CONCERNING THE MEANS OF ACQUIRING CLEANLINESS
THE TRUE MEANS of acquiring Cleanliness is perpetual study of both the halachic and ethical pronouncements of our Sages of blessed memory. For once the truth of man's responsibility for Cleanliness and his need for it has impressed itself upon a person through his prior acquisition of Watchfulness and Zeal, (the result of his occupation with the means towards their attainment and the withdrawing of himself from the elements detracting from them) - once this truth has impressed itself upon a person, he will, with a knowledge of the fine points of the mitzvoth, be enabled to exercise Watchfulness in relation to all of them, so that no deterrents will prevent his attaining to Cleanliness.
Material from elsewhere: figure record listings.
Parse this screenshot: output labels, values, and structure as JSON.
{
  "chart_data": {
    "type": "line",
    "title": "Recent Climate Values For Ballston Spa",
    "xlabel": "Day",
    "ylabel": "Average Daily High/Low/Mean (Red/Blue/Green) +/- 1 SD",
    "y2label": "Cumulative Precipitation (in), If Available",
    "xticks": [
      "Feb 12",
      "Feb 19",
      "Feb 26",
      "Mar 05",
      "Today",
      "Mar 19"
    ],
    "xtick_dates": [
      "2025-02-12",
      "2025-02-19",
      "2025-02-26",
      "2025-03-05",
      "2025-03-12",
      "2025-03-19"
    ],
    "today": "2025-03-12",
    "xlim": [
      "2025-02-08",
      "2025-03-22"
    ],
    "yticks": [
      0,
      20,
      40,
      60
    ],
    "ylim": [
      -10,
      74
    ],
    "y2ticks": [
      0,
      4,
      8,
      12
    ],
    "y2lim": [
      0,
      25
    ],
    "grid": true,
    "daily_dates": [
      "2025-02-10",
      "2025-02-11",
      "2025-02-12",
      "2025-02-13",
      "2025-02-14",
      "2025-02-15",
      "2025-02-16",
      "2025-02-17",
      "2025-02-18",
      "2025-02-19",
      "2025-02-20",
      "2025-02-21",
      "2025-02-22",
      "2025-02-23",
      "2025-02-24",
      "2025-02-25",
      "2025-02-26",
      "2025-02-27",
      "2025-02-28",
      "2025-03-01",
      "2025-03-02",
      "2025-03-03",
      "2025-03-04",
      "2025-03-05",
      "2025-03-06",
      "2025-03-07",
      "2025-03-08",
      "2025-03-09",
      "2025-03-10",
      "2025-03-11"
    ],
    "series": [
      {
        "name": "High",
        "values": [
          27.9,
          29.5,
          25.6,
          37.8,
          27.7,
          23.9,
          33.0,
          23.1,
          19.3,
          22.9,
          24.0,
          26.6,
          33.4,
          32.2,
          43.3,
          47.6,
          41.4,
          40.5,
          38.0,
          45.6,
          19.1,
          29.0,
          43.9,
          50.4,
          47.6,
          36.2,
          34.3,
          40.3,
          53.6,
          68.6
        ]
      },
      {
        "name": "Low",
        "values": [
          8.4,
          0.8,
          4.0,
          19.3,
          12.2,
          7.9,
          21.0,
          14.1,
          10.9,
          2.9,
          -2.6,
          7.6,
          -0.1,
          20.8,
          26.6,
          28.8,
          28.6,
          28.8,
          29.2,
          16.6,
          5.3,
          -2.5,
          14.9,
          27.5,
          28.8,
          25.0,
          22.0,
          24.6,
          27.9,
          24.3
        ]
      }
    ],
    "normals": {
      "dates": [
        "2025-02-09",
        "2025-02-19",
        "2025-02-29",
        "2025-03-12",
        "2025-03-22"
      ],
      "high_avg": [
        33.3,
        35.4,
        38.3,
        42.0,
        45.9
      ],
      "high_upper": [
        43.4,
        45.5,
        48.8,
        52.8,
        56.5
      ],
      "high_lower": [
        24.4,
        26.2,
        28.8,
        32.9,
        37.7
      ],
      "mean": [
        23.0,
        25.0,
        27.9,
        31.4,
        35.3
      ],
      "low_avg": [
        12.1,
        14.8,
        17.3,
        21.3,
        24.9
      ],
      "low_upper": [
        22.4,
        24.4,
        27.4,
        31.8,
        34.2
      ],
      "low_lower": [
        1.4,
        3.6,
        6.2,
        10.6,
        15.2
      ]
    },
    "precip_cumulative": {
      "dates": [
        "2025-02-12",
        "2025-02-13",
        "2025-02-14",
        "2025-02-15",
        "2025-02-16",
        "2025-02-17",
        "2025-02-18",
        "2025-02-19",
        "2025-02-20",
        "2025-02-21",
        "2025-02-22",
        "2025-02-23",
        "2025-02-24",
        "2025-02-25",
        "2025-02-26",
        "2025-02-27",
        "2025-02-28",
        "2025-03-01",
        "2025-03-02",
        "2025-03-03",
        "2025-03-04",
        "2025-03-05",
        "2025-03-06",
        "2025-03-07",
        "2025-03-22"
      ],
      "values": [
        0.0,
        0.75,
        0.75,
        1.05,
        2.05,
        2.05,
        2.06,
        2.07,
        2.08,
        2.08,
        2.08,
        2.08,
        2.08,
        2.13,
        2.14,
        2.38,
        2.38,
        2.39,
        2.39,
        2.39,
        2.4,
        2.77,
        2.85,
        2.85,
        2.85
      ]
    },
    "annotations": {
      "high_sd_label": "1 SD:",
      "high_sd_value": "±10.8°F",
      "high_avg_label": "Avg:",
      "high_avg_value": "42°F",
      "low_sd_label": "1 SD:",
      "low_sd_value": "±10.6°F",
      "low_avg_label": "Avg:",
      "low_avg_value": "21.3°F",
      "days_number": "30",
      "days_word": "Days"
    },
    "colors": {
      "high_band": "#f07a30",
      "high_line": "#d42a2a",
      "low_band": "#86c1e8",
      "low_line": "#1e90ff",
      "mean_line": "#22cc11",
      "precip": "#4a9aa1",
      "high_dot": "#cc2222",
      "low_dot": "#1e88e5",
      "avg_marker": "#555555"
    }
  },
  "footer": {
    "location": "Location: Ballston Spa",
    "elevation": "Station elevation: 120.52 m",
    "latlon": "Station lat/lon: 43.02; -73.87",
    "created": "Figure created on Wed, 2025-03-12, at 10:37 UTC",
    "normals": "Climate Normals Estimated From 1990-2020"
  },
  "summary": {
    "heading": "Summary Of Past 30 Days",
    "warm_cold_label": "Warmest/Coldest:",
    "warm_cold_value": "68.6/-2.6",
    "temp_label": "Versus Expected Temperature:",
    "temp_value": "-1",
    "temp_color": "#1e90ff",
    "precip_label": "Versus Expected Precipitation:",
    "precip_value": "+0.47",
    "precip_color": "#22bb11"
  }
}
Of necessity, therefore, one must acquire a thorough knowledge of the laws, which will enable him to determine how far the mitzvoth branch out. Also, because one is prone to forgetfulness in relation to these fine distinctions, he must perpetually engage in the study of those treatises which expound them, so that the distinctions are enforced within his mind. 1n doing so, he will, of a certainty, be spurred on to observe them.
Likewise, the cultivation of character traits demands a study of the ethical dicta of the earlier or later authorities. For very often, even after one has resolved to be fastidious in Cleanliness, he is liable to wrongdoing in certain areas because of their not having come within the province of his understanding. For a man is not born wise, and it is impossible for him to know everything. But in studying these writings he will be awakened to that which he had not recognized, and he will come to understand what he had not previously grasped, even such matters as he will not find in the treatises themselves. For when his mind is alive to these things, it will survey all within its domain and bring forth new understandings from the wellspring of truth.
The factors which detract from Cleanliness are all those which detract from Watchfulness, in addition to that of incomprehensive knowledge of the laws or of ethical principles, as stated above. As our Sages of blessed memory have said (Avoth 2.5), "An ignoramus cannot be a saint" (for he who does not know, cannot do), and, in a similar vein (Kiddushin 406), "Great is learning, for it leads to doing."